EU regulation for connected product manufacturing

  • November 16, 2022
  • William Payne

The European Commission, the executive arm of the European Union, has proposed legislation that creates a regulatory framework for companies manufacturing connected or smart products in Europe, with a raft of requirements and penalties. The proposed legislation, the EU Cyber Resilience Act, will also impose obligations on any users of connected OT and Industrial Internet, including the obligation to protect manufacturing and industrial systems and intellectual property. Failure to protect either connected products at every stage of manufacture, use and decommission, and connected Industry 4.0 systems manufacturing any products, requires immediate reporting to national regulators and could result in fines.

A judgement of the CJEU at the end of 2021 removed the principle of ne bis in idem from commercial and regulatory EU Law, where it applied across national jurisdictions. This judgement, which had an immediate impact on the final drafting of the EU Digital Markets Act (EU DMA 2022), means that national authorities can pursue their own separate prosecutions and impose the full fines contained in the legislation, irrespective of identical prosecutions in other EU member states. Germany and Austria have already carried out a number of prosecutions of companies for identical infringements of EU Law.

The proposed act requires harmonised rules for new hardware or software, a framework of cybersecurity requirements governing product planning, design, development, and maintenance across the breadth of the value chain and an obligation to provide a duty of care for the entire product lifecycle.

The CRA affects not only manufacturers, but also their developers and suppliers, as well as distributors and commercial users. The entire value chain of a product development, production and maintenance will be affected by the proposed law.

Any product produced through Industrial Internet manufacturing processes, or being a smart or connected product is affected.

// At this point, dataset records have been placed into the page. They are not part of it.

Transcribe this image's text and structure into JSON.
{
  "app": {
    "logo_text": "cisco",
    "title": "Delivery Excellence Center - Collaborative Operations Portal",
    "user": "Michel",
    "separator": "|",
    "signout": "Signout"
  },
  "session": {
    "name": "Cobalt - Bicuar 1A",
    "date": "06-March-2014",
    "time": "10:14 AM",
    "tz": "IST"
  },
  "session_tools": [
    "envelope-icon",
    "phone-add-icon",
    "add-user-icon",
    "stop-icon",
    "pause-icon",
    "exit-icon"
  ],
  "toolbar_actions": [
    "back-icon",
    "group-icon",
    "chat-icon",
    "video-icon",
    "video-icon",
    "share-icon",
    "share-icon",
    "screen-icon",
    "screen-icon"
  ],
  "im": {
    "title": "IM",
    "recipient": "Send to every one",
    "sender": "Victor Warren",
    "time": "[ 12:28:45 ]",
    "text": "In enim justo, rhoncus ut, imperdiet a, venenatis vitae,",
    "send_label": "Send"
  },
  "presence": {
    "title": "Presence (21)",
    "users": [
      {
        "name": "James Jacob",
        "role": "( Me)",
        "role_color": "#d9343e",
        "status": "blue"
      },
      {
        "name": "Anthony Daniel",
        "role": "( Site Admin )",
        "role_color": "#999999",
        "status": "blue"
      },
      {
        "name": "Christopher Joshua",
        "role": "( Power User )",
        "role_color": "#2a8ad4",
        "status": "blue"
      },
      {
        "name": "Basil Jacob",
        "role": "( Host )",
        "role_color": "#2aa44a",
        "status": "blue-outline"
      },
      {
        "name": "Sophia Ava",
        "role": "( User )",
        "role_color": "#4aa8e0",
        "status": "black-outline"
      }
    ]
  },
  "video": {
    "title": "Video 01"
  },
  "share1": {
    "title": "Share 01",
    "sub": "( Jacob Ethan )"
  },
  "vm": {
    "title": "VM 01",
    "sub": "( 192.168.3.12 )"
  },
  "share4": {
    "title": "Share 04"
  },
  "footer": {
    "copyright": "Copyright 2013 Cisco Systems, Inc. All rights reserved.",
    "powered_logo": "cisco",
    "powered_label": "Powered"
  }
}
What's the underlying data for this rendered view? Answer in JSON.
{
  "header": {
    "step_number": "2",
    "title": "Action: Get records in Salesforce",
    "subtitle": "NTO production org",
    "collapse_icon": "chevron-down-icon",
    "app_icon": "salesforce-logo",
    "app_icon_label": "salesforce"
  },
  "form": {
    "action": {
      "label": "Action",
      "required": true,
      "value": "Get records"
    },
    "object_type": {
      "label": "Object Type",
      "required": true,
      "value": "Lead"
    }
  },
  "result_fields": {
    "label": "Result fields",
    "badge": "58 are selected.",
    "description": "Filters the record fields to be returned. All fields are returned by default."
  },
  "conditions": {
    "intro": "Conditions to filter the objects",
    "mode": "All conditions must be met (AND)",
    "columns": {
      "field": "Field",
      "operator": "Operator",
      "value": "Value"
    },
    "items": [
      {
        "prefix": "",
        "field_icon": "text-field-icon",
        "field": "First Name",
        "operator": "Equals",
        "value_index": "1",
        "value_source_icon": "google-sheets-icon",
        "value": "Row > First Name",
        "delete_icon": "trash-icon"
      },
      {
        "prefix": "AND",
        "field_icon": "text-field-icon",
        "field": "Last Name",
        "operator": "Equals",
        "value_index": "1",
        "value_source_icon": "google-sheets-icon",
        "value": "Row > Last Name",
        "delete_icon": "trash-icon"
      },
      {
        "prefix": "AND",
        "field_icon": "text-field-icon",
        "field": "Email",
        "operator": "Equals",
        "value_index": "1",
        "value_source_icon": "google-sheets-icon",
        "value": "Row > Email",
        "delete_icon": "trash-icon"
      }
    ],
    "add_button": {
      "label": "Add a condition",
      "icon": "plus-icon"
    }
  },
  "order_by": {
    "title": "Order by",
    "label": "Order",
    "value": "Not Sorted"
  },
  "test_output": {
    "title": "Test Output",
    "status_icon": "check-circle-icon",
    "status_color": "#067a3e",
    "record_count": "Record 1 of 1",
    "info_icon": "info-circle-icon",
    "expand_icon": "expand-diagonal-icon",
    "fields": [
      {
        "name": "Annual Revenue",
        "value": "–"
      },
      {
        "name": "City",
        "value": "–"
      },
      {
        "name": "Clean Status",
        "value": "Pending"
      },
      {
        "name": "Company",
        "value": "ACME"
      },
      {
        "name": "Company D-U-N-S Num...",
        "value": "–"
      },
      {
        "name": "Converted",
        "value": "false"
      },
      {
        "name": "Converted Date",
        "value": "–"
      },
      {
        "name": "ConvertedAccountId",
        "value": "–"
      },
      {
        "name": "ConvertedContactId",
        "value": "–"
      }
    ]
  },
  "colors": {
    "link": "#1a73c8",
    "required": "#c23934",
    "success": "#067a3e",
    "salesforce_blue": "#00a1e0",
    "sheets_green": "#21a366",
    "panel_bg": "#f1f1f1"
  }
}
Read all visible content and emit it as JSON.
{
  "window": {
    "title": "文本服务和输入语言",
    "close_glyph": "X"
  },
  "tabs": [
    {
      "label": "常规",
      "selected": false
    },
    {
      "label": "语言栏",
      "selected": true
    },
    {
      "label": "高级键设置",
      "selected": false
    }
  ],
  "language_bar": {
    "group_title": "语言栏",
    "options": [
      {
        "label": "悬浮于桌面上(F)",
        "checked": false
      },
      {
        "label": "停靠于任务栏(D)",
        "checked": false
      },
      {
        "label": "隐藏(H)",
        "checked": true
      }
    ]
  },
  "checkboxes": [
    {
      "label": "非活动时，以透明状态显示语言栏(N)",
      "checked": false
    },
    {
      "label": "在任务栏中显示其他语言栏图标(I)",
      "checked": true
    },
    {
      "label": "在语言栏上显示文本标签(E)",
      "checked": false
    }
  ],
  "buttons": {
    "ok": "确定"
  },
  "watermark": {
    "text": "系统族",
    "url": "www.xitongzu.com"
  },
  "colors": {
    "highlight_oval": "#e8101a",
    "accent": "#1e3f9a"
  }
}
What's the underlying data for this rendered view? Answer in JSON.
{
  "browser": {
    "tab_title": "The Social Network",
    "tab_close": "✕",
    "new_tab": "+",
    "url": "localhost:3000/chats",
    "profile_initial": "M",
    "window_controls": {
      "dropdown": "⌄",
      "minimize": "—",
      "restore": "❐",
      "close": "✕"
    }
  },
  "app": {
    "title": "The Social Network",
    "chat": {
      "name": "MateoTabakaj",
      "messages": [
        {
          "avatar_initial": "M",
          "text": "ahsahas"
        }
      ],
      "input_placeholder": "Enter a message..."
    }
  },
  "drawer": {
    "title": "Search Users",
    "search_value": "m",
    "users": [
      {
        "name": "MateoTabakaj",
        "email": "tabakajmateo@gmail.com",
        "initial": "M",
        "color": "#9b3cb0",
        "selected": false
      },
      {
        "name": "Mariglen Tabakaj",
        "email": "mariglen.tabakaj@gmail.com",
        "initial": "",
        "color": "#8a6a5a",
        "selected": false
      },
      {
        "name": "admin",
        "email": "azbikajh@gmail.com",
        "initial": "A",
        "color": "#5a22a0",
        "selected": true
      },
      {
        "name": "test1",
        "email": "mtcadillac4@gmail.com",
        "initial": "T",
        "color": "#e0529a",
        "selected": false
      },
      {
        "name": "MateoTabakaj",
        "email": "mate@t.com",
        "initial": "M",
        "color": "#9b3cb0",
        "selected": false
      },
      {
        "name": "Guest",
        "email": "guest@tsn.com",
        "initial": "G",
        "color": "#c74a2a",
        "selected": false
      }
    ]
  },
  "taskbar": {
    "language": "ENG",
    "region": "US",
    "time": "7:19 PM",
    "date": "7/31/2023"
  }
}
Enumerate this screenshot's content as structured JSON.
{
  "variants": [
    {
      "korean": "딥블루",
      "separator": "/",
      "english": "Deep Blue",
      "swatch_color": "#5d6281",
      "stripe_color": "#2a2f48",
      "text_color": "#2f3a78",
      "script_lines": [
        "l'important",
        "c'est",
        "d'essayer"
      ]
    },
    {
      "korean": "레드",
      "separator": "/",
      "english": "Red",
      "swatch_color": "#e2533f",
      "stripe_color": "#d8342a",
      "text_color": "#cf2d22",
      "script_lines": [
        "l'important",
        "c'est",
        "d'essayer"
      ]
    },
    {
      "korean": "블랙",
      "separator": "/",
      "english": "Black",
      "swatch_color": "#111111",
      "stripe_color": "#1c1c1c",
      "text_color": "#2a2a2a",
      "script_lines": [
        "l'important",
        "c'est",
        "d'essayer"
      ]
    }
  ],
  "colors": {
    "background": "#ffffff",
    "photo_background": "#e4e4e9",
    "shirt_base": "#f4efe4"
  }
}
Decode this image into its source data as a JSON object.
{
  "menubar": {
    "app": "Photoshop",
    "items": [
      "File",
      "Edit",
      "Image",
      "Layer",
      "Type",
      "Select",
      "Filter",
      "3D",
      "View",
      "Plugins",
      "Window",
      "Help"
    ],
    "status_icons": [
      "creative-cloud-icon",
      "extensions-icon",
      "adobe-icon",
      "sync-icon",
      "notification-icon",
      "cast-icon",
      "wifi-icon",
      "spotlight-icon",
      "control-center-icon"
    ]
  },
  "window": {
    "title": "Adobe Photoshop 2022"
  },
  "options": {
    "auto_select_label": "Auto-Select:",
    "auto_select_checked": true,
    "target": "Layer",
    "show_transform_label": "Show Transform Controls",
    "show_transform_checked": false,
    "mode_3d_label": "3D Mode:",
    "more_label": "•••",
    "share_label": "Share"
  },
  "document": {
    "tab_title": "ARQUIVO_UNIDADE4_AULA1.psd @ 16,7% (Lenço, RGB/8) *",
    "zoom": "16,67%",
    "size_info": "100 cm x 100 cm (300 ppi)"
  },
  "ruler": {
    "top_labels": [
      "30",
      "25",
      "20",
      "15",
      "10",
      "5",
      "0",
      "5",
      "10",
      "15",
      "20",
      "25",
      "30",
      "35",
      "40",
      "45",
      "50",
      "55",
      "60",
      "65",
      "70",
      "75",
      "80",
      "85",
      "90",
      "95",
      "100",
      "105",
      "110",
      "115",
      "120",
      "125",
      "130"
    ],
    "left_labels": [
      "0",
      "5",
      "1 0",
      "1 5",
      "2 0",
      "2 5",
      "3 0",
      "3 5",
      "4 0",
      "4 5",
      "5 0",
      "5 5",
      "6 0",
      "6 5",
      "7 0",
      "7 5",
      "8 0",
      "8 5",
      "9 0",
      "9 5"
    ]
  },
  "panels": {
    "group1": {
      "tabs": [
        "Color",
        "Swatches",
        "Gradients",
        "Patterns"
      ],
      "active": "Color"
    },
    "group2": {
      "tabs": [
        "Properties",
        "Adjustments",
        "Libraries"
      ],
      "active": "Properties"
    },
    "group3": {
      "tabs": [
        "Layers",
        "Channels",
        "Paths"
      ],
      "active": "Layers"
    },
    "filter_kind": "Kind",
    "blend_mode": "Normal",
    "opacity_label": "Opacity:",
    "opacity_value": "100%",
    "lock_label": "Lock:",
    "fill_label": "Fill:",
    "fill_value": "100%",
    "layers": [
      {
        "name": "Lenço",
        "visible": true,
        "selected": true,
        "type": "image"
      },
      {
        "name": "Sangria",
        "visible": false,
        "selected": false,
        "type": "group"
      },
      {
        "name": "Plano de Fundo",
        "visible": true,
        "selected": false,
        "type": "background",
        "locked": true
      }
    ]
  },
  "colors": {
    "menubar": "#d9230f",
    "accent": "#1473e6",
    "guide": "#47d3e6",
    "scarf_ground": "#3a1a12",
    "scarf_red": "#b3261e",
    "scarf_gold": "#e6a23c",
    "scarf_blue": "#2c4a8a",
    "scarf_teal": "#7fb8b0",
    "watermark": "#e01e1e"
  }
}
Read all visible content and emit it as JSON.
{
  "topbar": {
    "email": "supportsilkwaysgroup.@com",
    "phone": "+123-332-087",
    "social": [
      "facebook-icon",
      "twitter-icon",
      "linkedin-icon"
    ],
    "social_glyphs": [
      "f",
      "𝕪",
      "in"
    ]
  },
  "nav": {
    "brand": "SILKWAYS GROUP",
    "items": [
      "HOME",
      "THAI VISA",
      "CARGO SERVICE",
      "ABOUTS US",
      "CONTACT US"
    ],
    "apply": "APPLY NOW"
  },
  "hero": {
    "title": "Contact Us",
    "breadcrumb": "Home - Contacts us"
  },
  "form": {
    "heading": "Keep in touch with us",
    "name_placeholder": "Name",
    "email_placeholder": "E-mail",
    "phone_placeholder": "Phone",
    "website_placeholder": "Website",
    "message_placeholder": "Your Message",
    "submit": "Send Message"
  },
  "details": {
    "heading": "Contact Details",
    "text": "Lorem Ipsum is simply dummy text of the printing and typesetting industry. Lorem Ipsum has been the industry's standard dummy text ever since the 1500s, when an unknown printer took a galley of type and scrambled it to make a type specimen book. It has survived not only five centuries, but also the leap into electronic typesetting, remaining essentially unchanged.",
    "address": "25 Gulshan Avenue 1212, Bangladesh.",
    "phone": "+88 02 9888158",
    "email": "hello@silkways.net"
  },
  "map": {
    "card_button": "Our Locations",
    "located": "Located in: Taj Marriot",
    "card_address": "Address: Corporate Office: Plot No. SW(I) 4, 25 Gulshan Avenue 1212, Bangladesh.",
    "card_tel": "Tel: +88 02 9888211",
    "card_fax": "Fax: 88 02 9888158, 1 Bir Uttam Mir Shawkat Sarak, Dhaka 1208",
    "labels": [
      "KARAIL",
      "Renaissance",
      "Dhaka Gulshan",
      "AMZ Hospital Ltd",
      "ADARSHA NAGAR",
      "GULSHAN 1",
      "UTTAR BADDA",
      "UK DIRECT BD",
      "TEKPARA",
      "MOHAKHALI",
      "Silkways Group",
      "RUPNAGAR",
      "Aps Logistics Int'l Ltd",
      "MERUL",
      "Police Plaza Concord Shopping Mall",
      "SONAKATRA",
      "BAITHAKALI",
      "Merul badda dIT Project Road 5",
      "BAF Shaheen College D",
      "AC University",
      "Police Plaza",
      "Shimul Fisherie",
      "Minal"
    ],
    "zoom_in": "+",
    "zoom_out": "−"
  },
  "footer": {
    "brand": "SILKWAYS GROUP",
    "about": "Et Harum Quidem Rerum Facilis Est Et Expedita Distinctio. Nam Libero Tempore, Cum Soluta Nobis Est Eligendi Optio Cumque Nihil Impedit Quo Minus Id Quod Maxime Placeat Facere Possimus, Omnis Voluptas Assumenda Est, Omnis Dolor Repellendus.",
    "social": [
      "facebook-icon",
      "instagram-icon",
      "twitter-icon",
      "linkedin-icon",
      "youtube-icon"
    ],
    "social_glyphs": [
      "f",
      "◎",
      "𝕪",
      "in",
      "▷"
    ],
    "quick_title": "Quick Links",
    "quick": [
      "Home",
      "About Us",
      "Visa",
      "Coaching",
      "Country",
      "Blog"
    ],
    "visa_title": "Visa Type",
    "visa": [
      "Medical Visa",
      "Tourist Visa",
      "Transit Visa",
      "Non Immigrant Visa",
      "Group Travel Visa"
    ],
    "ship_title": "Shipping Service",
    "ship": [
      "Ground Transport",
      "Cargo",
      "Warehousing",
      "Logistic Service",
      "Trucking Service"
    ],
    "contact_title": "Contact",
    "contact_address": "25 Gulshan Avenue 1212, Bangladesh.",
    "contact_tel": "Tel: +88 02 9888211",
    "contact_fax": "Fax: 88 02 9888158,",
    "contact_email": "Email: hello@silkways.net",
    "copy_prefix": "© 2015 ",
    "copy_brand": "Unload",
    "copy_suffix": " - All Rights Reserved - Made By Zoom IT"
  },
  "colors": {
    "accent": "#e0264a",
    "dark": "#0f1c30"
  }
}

But the European manufacturing segments that are being particularly highlighted as likely to be affected are aviation, automobiles, and medical devices. However, the scope of the CRA is such that a much wider swathe of European industry is likely to be affected, including agricultural equipment, capital equipment, smart meters, trains, ship building, smart home technologies and lighting, and white goods.

For standard products that fall into a general category, developers, manufacturers and commercial users can self certify their smart manufacturing processes and their connected products, and any associated processes.

The proposed Act introduces a special category for “critical products”. For products that fall into this category, extra obligations, registration, regulation and reporting mechanisms are proposed on a pan-European basis. “Critical products” must be registered and regulated with a central EU regulatory body, to be set up through the 27 member state regulatory bodies. These critical products will fall into two classes, with the second class covering hardware requirements, while the first class covering more software and connected mechanisms.

Both critical product classes will be assessed and regulated through a central EU body from design and development onwards, with a proposed testing approach similar to that of Germany’s DIN institute, and with quality assurance through the central EU authority.

The Act also sets out requirements for technical documentation, the requirement for precise evaluations and their documentation, and that all documentation should be drafted in plain language.